Climat et biodiversité, un nouvel activisme politique


Bien avant Extinction Rebellion (DP 2243) et ses petits déjeuners festifs sur les chaussées, bloquant le trafic pour alerter sur la sixième extinction – réalité désormais confirmée par des rapports scientifiques –, les cyclistes de Critical Mass occupaient les rues le dernier vendredi de chaque mois, ralentissant ainsi le mouvement des voitures avec le slogan «Nous ne bloquons pas le trafic, nous sommes le trafic».

Le mouvement, né à San Francisco en 1992, s’est peu à peu étendu dans toutes les villes de la planète, du moins dans celles où il est possible de manifester librement. Ce cortège du vendredi se déroule chez nous à Genève et à Lausanne. Il s’agit le plus souvent de promouvoir la mobilité douce et de remettre en question l’usage intensif de l’automobile. L’appellation Critical Mass viendrait d’observations de la circulation en Chine où, faute de feux rouge, les cyclistes attendraient d’être assez nombreux, donc de former une masse critique, pour franchir un carrefour.

Critical Mass n’a rien de neuf. Vieux de 25 ans, il ressemble à une aimable tradition sociale de militants écologistes. Mais il rencontre un succès grandissant, lié aux luttes pour le climat. De fait, un mouvement nouveau tel Extinction Rebellion présente de nombreux points communs avec Critical Mass et relève d’une culture similaire.

Tout d’abord, ces deux mouvements viennent de l’univers anglo-saxon, Critical Mass de Californie, la pointe avancée de l’innovation en Occident et Extinction Rebellion de Londres, la ville-monde où toute la planète se retrouve. Ces formes d’actions gardent leur appellations anglaises, des labels reconnus même dans nos contrées. De plus ces mouvements n’ont pas de dirigeants, ni de figures qui se détachent. Les réseaux sociaux sont devenus leur substrat, leur vecteur d’information. La non-violence reste leur arme favorite, mais une non-violence très élaborée. Leurs actions visent avant tout la circulation motorisée dans les rues des villes.

Les cyclistes de Critical Mass gênent la circulation automobile juste assez longtemps pour que les conducteurs des voitures se rendent compte de la situation, mais pas assez longtemps pour qu’ils s’énervent.
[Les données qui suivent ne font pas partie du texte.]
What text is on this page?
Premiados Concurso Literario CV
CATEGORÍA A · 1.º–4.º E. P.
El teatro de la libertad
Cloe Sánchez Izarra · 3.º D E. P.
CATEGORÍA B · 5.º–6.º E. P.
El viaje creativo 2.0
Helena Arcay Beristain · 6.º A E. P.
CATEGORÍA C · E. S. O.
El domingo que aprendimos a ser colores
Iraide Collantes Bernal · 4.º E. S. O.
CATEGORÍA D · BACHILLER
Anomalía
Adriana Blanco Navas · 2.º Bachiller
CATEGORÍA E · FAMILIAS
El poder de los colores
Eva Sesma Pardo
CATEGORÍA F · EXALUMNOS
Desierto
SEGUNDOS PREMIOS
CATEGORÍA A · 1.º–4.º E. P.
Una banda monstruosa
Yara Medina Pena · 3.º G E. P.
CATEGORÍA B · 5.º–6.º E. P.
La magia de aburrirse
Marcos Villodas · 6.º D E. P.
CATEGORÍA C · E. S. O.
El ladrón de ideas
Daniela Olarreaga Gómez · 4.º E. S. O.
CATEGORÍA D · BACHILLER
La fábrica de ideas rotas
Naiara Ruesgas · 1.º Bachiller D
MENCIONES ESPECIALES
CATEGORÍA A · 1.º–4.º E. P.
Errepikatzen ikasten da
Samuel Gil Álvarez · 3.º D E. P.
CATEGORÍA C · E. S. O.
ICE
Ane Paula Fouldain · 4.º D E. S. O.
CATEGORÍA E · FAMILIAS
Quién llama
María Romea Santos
Les petits-déjeuners sur la chaussée d’Extinction Rebellion durent juste le temps de commencer à perturber réellement le trafic et de provoquer une intervention policière.

Les militants des partis politiques en sont toujours aux distributions de tract dans les marchés, première étape du cursus, avant même de figurer sur une liste électorale. Mais les actions innovantes sont plutôt dans ces nouveaux mouvements qui, bien sûr, ne se développeraient pas sans l’Internet, tout comme le militantisme traditionnel n’aurait pas existé sans les journaux, les ronéos et plus tard les photocopieuses. 

Les évolutions seront passionnantes à observer ces prochaines années: gageons que d’autres Critical Mass et d’autres Extinction Rebellion ne manqueront pas de surgir. Si la gauche et les Verts se montrent sensibles aux questions qui préoccupent à juste titre ces mouvements, reste à convaincre une majorité de prendre les mesures concrètes propres à y répondre.